Mas diz-lhes que se mantém
indevassável
o segredo das torres que nos erguem,
e suspensa delas uma flor em lume
grita o seu nome incandescente e
puro.
Diz-lhes que se resiste na cidade
desfigurada por feridas de granadas
e enquanto a água e os víveres
escasseiam
aumenta a raiva
e a esperança reproduz-se
Egito Gonçalves
Receita para fazer um herói
Tome-se um homem,
Feito de nada, como nós,
E em tamanho natural.
Embeba-se-lhe a carne,
Lentamente,
Duma certeza aguda, irracional,
Intensa como o ódio ou como a fome.
Depois, perto do fim,
Agite-se um pendão
E toque-se um clarim.
Serve-se morto.
Reinaldo Ferreira
EDUCAÇÃO E TRANSMISSÃO DA IDEOLOGIA
EDUCAÇÃO CÍVICA
Faz-se de tudo
o abano da anca
o olho sorridente
o rebolado
perante o presidente
da república
faz-se o bailado
e a pirueta
para agradar
e arejar o presidente
do conselho
lubricamente
mostra-se o joelho
aos ministros todos
lança-se
simpatia a rodos
aos generais
e aos marechais
também aos furriéis
se for preciso
afinal
o que é preciso
é ter juízo
faz-se de tudo
sempre a abanar
a anca
Mário-Henrique Leiria
Caridade
As senhoras da sociedade
deram um baile a rigor
para vestir a pobreza
e a pobreza horas a fio
cortou, coseu, enfeitou
os vestidos deslumbrantes
que a caridade exibiu.
Depois das contas bem feitas
bem tiradas as despesas
arranjou um namorado
a mais nova das Fonsecas;
esteve bem a viscondessa,
veio o nome e o retrato
da comissão nos jornais,
e o Doutor, o Menezes,
o senhor desembargador,
estiveram muito engraçados,
dançaram o tiro-liro
já meio-tombados...
Parece que ainda sobrou
algum dinheiro para chita
para vestir a pobreza
numa festa comovente
com discursos de homenagem
e uma missa...
a que assistiu toda a gente.
Joaquim Namorado
Pastelaria
Afinal o que importa não é a literatura
nem a crítica de arte nem a câmara escura
Afinal o que importa não é bem o negócio
nem o ter dinheiro ao lado de ter horas de ócio
Afinal o que importa não é ser novo e galante
- ele há tantas maneiras de compor uma estante!
Afinal o que importa é não ter medo: fechar os olhos frente ao precipício
e cair verticalmente no vício
Não é verdade rapaz? E amanhã há bola
antes de haver cinema madame blanche e parola
Que afinal o que importa não é haver gente com fome
porque assim como assim ainda há muita gente que come
Que afinal o que importa é não ter medo
de chamar o gerente e dizer muito alto ao pé de muita gente:
Gerente!
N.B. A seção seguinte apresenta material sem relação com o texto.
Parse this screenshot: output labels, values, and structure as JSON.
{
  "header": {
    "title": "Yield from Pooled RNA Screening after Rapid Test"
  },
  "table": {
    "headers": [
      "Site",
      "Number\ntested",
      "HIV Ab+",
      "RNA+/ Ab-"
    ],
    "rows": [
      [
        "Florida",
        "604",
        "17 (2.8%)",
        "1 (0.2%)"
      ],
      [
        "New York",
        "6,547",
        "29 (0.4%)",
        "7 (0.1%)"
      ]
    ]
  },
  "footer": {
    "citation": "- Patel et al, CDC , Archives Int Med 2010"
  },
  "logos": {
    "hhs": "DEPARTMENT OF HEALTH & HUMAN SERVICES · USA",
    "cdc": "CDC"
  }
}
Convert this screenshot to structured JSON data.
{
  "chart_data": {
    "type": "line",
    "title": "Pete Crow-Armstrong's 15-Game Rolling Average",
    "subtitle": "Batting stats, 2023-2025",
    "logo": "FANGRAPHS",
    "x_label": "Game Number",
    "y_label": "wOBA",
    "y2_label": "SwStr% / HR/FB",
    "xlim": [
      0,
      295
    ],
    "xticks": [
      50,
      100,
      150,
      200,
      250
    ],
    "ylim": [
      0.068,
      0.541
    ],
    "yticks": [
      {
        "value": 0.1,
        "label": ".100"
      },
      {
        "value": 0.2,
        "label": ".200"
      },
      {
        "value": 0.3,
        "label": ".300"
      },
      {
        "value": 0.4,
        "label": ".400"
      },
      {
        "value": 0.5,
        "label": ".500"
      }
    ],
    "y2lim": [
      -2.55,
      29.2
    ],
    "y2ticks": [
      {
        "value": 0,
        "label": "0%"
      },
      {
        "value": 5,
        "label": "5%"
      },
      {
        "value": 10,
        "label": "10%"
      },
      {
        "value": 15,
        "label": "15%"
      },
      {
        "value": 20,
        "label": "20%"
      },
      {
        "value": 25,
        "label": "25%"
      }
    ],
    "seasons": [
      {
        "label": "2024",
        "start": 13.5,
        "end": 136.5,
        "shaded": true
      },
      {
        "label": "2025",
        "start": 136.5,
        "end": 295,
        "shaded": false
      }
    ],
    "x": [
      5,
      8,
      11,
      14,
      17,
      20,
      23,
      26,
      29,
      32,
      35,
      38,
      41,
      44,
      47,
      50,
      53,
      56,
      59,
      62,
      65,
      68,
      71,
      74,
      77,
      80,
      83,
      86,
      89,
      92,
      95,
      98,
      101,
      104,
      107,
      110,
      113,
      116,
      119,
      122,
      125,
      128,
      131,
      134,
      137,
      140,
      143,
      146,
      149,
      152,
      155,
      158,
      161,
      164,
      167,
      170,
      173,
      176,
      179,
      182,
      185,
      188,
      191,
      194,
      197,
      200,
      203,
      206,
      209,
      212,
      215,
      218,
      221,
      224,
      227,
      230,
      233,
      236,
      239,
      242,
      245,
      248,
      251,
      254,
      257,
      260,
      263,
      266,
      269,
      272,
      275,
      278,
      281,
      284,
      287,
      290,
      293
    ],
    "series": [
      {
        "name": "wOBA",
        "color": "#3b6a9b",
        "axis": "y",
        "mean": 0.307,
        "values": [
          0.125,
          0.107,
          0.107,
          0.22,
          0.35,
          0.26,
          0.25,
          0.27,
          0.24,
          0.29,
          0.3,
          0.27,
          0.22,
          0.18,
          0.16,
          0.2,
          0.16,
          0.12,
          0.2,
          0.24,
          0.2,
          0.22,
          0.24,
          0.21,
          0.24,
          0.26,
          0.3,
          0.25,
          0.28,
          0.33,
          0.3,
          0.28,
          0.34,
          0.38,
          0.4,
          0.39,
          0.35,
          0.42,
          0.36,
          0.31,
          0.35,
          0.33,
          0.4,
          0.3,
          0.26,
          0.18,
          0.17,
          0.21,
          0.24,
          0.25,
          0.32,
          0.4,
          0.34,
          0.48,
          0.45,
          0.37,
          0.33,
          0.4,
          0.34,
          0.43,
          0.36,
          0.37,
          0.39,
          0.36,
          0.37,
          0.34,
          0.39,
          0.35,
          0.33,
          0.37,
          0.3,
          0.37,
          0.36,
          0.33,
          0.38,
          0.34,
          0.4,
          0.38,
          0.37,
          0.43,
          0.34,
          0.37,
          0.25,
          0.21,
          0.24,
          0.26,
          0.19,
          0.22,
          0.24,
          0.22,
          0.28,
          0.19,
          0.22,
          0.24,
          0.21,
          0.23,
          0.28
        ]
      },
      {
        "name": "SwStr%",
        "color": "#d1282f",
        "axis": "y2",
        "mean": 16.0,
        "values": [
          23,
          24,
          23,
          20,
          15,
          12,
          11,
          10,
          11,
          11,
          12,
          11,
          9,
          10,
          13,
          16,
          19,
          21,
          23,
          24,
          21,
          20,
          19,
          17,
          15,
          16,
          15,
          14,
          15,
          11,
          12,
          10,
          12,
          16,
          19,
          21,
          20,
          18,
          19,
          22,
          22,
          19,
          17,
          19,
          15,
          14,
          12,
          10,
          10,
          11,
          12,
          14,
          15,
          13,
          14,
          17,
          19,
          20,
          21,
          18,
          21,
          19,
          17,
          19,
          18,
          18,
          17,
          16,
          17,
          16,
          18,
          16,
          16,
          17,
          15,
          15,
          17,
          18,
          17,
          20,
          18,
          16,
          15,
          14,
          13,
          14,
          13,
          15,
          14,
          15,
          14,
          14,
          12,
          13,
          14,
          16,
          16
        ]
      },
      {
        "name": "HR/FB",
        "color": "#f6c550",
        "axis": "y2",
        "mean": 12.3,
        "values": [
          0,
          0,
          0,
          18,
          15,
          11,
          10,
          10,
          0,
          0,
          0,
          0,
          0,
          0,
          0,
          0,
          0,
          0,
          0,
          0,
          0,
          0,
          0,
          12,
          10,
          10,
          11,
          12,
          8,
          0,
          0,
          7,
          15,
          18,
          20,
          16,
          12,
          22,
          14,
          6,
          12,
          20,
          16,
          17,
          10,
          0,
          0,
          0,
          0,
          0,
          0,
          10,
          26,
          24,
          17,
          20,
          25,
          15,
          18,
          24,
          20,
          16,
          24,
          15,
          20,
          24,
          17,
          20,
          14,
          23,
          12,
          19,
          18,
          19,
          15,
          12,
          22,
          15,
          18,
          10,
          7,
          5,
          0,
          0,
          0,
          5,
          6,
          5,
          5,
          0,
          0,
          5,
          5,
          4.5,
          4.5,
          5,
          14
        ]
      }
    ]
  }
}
Este leite está azedo!
Que afinal o que importa é por ao alto a gola do peludo
à saída da pastelaria e, lá fora - ah, lá fora! - rir de tudo
No riso admirável de quem sabe e gosta
ter lavados e muitos dentes brancos à mostra.
Mário Cesariny
Queixa das almas jovens censuradas
Dão-nos um lírio e um canivete
e uma alma para ir à escola
mais um letreiro que promete
raízes, hastes e corola
Dão-nos um mapa imaginário
que tem a forma de uma cidade
mais um relógio e um calendário
onde não vem a nossa idade
Dão-nos a honra de manequim
para dar corda à nossa ausência.
Dão-nos um prémio de ser assim
sem pecado e sem inocência
Dão-nos um barco e um chapéu
para tirarmos o retrato
Dão-nos bilhetes para o céu
levado à cena num teatro
Penteiam-nos os crâneos ermos
com as cabeleiras das avós
para jamais nos parecermos
connosco quando estamos sós
Dão-nos um bolo que é a história
da nossa historia sem enredo
e não nos soa na memória
outra palavra que o medo
Temos fantasmas tão educados
que adormecemos no seu ombro
somos vazios despovoados
de personagens de assombro
Dão-nos a capa do evangelho
e um pacote de tabaco
dão-nos um pente e um espelho
pra pentearmos um macaco
Dão-nos um cravo preso à cabeça
e uma cabeça presa à cintura
para que o corpo não pareça
a forma da alma que o procura
Dão-nos um esquife feito de ferro
com embutidos de diamante
para organizar já o enterro
do nosso corpo mais adiante
Dão-nos um nome e um jornal
um avião e um violino
mas não nos dão o animal
que espeta os cornos no destino
Dão-nos marujos de papelão
com carimbo no passaporte
por isso a nossa dimensão
não é a vida, nem é a morte
Natália Correia
Torah
Jeová achou que era altura de pôr as coisas no seu devido lugar. Lá de
cima, acenou a Moisés.
Moisés foi logo, tropeçando por vezes nas lajes e evitando o mais possível
a sarça ardente.
Quando chegou ao cimo, tiveram os dois uma conferência, cimeira, claro.
A primeira, se não estou em erro.
No dia seguinte Moisés desceu. Trazia umas tábuas debaixo do braço.
Eram a Lei.
Olhou em volta, viu o seu povo aglomerado, atento, e disse para todos os
que estavam à espera:
-- Está aqui tudo escrito. Tudo. É assim mesmo e não há qualquer dúvida.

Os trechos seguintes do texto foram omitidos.